The criminal justice system harms Native American people in unique ways, according to a recent study by the nonprofit Prison Policy Initiative (PPI).
One of those ways is by lumping them together and burying them in the myriad layers of racial and ethnic disparity. “Other” is the single word that defines Native Americans. The U.S. Census Bureau identifies those in prison as American Indian/Alaska Native.
“In 2019, the latest year for which we have data, there were over 10,000 Native people locked up in local jails,” PPI reported. “Although this population has fluctuated over the past 10 years, the Native jail population is up a shocking 85% since 2000.”
PPI reported the number of Native Americans held in “Indian county jails,” located on tribal lands, increased by 61% from 2000 to 2018. During that same period, Native American populations decreased.
“Incarceration in Indian Country jails and Native incarceration in local jails has exploded since 2000,” PPI reported. “Government data publications breaking down incarcerated populations by race or ethnicity often omit Native people, or obscure them unhelpfully in a meaningless ‘Other’ category…” This masks the fact that this group has high rates of incarceration in jails and prisons when compared with other ethnic and racial groups.
“In jails, Native people had more than double the incarceration rate of White people, and in prisons this disparity was even greater,” PPI reported.
In 2019, 2.1% of those incarcerated in the federal penal system were Native people, according to PPI’s study. And they made up 2.3% of those people on federal community supervision in mid-2018. These numbers were reportedly larger than their share in the U.S. population.
The reach into tribal territory by the federal justice system is explained, in part, because “State law often does not apply, and many serious crimes can only be prosecuted at the federal level, where sentences can be harsher than they would be at the state level,” PPI reported.
“Native women are particularly overrepresented in the incarcerated population,” PPI reported. “They made up 2.5% of women in prisons and jails in 2010.” This is the most recent data until the 2020 U.S. Census is published. In the last Census, “Native women were just 0.7% of the total U.S. female population.”

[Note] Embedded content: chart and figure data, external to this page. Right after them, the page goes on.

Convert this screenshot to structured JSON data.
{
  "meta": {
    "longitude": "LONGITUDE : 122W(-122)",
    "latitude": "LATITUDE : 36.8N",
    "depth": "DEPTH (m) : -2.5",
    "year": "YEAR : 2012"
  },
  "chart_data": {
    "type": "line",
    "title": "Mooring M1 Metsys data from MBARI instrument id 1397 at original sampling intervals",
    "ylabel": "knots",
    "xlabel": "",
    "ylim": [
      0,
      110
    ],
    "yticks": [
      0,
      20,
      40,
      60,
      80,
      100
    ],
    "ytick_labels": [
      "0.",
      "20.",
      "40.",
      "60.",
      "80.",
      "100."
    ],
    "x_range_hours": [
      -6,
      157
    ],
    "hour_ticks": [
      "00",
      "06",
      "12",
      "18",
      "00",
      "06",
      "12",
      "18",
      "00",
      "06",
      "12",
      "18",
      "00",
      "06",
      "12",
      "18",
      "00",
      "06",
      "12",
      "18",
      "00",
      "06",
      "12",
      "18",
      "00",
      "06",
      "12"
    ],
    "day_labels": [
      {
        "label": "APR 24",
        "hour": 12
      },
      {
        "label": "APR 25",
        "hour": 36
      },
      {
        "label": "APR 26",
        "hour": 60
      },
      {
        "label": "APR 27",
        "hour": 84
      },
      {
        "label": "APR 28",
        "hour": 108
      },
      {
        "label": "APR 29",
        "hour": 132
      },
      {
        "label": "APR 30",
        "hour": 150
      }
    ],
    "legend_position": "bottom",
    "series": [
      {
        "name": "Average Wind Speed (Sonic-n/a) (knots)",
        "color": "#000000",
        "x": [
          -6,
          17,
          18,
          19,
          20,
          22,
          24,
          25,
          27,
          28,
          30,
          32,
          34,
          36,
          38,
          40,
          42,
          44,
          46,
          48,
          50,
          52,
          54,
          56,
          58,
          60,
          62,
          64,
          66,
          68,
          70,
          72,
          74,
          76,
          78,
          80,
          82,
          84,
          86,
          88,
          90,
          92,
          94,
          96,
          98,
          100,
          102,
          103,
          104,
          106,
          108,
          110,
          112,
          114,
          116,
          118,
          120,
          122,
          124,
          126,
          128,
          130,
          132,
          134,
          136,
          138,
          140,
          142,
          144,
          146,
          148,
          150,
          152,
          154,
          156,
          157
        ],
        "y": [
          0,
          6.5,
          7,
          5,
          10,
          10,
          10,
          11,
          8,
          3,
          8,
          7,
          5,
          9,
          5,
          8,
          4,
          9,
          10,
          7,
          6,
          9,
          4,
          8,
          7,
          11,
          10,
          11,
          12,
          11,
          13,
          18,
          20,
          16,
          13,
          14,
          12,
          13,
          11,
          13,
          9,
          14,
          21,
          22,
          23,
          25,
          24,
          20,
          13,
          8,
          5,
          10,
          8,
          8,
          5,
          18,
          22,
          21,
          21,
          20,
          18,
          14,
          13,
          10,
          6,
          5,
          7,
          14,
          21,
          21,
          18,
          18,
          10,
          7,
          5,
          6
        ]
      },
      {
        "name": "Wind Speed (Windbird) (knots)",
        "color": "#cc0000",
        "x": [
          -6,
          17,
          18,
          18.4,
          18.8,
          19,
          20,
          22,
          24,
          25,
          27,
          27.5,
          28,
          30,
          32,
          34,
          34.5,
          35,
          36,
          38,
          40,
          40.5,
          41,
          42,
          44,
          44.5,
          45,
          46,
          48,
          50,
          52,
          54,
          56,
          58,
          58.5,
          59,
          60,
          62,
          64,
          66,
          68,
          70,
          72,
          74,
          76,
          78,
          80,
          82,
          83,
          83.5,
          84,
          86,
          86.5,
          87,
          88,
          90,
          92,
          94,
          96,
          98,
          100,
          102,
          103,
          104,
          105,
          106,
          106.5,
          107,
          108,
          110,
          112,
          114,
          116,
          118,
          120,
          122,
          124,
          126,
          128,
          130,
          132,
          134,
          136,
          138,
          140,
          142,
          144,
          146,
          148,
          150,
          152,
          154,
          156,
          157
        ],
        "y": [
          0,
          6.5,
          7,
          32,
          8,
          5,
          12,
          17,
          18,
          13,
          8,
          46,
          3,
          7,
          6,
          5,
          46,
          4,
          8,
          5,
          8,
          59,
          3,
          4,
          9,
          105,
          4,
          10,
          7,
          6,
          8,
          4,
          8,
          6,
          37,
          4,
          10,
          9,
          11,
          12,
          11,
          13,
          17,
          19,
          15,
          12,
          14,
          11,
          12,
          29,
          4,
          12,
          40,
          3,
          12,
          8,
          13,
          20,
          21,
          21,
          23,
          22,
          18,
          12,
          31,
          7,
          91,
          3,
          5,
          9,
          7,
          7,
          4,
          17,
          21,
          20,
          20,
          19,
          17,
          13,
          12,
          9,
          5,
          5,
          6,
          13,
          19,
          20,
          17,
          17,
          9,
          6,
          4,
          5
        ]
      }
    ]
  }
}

Native youth are not immune to incarceration and racial disparities by the juvenile and criminal justice system, according to PPI.
“Their confinement rates, second only to those of Black youth, exceed those of White, Hispanic and Asian youth combined,” PPI reported.
“It’s wrong. It’s just another way of erasing a race.” said Gregory G. Coates, a Native American who has been locked up almost 47 years for a double murder he committed at age 17. He was incarcerated 16 days after he turned 18.
Coates is serving California’s old 7 years-to-life term. His sentence in prison jargon is what is known as a “Seven Up.” He has appeared before the parole board 11 times, starting in 1981. He said he was found suitable for parole in 2018, but then Gov. Jerry Brown used his executive authority to cancel the parole date.
Although nothing had changed, in 2019 Coates said he returned to the Board of Parole Hearings (BPH) and was given a five-year denial, which means his next hearing is likely to take place in 2024.
“A (BPH) commissioner told me I should have been paroled in 1985,” said Coates. Since then, he said he’s also qualified for release under recently passed Youth Offender legislation.
Under California’s Elderly Parole Program (AB 3234), Coates said he is eligible to appear before the BPH because he is over 50 years of age and has served a minimum of 20 continuous years in custody — which is a requirement in the law.
In addition to freedom, “Our culture, land and language was taken away,” said Coates. “It was all outlawed.” He said the war against Native Americans never ended in the United States.
PPI research displays the number of youth, age 17 years and younger, per 100,000, who were incarcerated in juvenile facilities in 2019 as follows:
Asian, 5 per 100,000
White, 27 per 100,000
Hispanic 35 per 100,000
American Indian and Alaska Native 85 per 100,000
Black, 115 per 100,000
“Even the best data collection obscures the scale and scope of Native people in the criminal justice system,” the PPI study reported. “One glaring problem is that pesky ‘Other’ category where we sometimes find Asian, Pacific Islander, Native Hawaiian, and American Indian/Alaska Native people.”
The report stated that “Native American people are not a monolith; there are 574 federally recognized Native American tribes as of March 2020.”
The report stressed the fact that “Native people on both tribal and non-tribal lands are overcriminalized,” concluding they are overrepresented among the incarcerated in the United States.